Google Starts Translation and Software Service to Boost Ad Sales to Exporters

Google launched a site called Google Ads for Global Advertisers, aimed at businesses selling across borders. The functions bundled into it included translation tools and software to help companies find customers in international markets. The company framed it as a service. It was also, transparently, a way to sell more advertising.

The commercial logic

Search advertising grows when more businesses have something to advertise to more people. A retailer in Ohio that only sells to Americans has a fixed ceiling on its ad spend. The same retailer, able to describe its products in German and take payment in euros, has a much higher one.

Removing the language barrier was therefore not charity. It was the removal of a constraint on the size of Google Ads itself. Every advertiser that discovers a viable market abroad becomes a larger advertiser at home.

What the tools actually did, and did not, solve

The package addressed the visible obstacles. Keyword suggestions in other languages, machine translation of ad copy, guidance on which markets were searching for a given product. These are real problems and the tools made a genuine dent in them.

What they could not solve is what happens after the click. A German shopper who clicks a competently translated ad and lands on an English checkout page with prices in dollars and a shipping estimate of three to six weeks does not buy. The advertiser has paid for the click and inherited the bounce.

This is the gap that separates advertising from ecommerce translation. The ad is the cheapest part of the funnel to translate. The product pages, the returns policy, the payment methods and the customer support are the expensive parts, and they are where the conversion actually happens.

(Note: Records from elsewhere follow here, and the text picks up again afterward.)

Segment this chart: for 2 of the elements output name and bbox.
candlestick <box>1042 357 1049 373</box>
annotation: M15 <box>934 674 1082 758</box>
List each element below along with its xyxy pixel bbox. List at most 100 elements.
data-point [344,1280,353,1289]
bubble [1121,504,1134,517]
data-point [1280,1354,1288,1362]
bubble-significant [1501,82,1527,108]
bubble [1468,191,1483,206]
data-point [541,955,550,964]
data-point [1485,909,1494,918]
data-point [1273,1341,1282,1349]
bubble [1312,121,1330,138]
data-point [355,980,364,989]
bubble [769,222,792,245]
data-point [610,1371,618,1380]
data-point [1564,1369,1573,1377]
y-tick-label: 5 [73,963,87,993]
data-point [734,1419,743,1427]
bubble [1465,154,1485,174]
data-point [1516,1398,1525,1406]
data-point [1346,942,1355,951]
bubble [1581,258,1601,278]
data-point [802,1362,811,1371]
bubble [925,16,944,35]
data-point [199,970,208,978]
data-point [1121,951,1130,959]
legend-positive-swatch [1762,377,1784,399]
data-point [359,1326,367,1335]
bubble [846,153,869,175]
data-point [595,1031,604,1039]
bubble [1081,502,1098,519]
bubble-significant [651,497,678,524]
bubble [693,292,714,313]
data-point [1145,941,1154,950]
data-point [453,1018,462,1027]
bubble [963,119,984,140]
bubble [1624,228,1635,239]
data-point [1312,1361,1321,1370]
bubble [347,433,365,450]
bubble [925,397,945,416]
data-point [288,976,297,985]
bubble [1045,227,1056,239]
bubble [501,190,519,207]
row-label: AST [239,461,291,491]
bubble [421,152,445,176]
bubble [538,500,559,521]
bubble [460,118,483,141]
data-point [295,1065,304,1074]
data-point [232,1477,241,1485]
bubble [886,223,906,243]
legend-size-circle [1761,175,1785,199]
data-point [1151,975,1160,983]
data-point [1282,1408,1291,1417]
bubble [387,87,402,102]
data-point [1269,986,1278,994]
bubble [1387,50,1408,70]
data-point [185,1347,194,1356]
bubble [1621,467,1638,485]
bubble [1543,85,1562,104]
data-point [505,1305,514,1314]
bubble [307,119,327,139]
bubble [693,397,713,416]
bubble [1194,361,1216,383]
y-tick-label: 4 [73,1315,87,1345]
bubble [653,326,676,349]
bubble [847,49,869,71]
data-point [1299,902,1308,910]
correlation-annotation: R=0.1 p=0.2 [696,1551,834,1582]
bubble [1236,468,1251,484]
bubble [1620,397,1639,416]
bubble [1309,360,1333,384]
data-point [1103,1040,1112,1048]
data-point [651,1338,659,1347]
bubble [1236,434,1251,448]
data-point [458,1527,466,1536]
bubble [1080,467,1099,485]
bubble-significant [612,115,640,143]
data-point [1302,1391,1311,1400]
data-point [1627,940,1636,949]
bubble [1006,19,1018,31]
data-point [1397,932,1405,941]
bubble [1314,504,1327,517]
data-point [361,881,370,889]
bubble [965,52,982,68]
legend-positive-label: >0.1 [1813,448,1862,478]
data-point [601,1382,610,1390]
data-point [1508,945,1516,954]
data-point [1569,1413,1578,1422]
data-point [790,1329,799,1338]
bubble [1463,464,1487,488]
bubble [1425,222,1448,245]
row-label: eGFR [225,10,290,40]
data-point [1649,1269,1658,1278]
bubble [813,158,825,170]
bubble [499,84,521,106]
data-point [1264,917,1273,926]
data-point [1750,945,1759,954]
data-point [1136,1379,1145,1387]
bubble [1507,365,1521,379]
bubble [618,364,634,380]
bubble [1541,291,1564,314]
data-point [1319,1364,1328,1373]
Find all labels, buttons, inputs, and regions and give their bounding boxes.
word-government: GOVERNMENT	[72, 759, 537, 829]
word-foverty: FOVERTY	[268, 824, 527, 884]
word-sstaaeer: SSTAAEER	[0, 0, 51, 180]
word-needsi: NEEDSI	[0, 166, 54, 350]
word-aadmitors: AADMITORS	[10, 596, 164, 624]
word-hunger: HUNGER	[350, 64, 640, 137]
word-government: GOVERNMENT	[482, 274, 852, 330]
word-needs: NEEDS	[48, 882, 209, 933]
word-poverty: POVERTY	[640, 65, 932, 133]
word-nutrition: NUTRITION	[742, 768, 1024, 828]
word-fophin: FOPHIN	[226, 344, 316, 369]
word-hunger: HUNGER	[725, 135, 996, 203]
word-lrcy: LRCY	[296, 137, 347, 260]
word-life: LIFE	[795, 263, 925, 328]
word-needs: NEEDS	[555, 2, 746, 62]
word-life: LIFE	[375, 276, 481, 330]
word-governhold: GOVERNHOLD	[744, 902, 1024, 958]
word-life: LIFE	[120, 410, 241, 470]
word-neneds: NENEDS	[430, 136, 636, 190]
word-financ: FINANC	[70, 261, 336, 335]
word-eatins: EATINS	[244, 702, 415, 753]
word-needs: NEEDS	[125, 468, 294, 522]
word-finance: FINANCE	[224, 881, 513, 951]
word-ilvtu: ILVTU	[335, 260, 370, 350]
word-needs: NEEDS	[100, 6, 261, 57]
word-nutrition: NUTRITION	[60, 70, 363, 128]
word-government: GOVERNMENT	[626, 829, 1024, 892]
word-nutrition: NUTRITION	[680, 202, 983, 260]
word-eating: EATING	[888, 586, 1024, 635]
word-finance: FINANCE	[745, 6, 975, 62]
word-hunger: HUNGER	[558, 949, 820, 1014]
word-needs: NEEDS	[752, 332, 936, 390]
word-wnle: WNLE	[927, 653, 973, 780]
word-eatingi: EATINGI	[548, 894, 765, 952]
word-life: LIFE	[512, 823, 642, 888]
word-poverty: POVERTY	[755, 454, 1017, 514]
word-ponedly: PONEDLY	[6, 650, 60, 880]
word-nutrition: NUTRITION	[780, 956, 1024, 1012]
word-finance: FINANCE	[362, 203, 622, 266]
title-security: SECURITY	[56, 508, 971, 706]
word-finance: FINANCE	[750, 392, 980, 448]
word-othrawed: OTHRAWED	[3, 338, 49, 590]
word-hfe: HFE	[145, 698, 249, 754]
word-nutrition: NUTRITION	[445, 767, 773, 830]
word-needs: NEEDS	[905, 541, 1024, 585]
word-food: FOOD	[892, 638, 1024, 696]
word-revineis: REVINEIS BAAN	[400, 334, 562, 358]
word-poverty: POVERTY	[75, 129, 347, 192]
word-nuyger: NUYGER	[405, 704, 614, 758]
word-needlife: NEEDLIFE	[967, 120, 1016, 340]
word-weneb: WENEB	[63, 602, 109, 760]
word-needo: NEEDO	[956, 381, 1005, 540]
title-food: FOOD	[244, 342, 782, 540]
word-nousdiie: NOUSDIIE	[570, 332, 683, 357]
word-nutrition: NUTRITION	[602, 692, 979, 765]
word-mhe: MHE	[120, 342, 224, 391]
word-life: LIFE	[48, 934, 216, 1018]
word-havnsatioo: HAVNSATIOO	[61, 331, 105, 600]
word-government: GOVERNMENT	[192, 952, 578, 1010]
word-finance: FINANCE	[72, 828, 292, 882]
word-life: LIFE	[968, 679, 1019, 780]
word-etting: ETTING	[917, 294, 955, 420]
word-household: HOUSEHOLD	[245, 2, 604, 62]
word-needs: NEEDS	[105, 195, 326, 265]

Machine-translated ad copy has a specific failure mode

Short text is deceptively hard. An ad headline has a character limit, a call to action and an implied tone, and machine translation flattens all three. The output is grammatical and lifeless, or grammatical and slightly wrong in a way only a native speaker notices.

The recurring problems are consistent across markets:

  • Product category names that do not match what local customers actually type into a search box
  • Imperatives rendered as polite suggestions, which destroys the call to action
  • Text expansion that pushes the headline past the character limit and truncates it mid-word
  • Brand slogans translated when they should have been left alone or rewritten from scratch

Advertisers comparing notes in communities such as r/ecommerce report the same pattern: the campaigns that work abroad are the ones where a native speaker rewrote the copy rather than translating it, and where the keyword research was redone from scratch in the target language.

Keyword research does not survive translation

This is the point most often missed. People do not search for translated terms. They search for the words they use. A literal translation of a high-volume English keyword frequently has no search volume at all in the target market, while the phrase that does have volume is a term nobody would have arrived at by translating anything.

Any campaign built on translated keywords is bidding on phrases that no local customer types. The money is spent, the impressions are low, and the advertiser concludes that the market does not want the product. The market never saw it.

What cross border selling really requires

The businesses that succeed in cross border ecommerce tend to treat a new market as a new storefront rather than a translated version of the old one. That means:

  • Native keyword research before a single ad is written
  • Product pages and checkout localised, not just the ads that point at them
  • Local currency, local payment methods and a delivery promise that is credible in that country
  • Customer support in the language the marketing was written in
  • Legal copy, returns and warranty terms adapted to local rules

The distinction between translation and localization services matters commercially here. Translation renders the words. Localisation adapts the offer, and the second is where conversion rates move.

The platform's incentive and the seller's incentive diverge

It is worth being clear-eyed about the asymmetry. A platform earns when an advertiser spends, whether or not the campaign converts. The advertiser earns only when it converts. Tools supplied by the platform therefore optimise for getting a campaign live quickly, which is exactly the point at which most international campaigns are undercooked.

None of that makes the tools bad. They lowered the barrier to trying a market, which is genuinely useful. It simply means the advertiser has to supply the half of the work the platform has no reason to insist on.

The markets people pick, and the markets that pay

There is a predictable order in which exporters expand, and it is usually wrong. Companies start with the markets they can imagine, which means the ones whose language they half recognise or whose consumers look like their existing ones. France, Germany, Spain. Those are also the markets with the most entrenched local competition and the highest cost per click.

The markets that reward a modest ad budget are frequently the ones nobody on the marketing team has visited. Poland, Romania, Turkey, Vietnam, Brazil. Search costs are a fraction of the Western European equivalent, local competitors are often weaker at digital retail, and a well-localised storefront can occupy a position that would take years and a fortune to win at home.

The catch is logistics. A cheap click into a market you cannot ship to affordably is a wasted click, which is why the sequencing that works is boring: check whether you can deliver profitably first, localise second, advertise third. Doing it in reverse is how a company concludes that a market rejected it when in truth the market never got a usable offer.

The lasting point

Selling into e-commerce markets abroad became easy to attempt and remained hard to do well, and the gap between those two things is where most international ad budgets are quietly lost. The ad was never the hard part.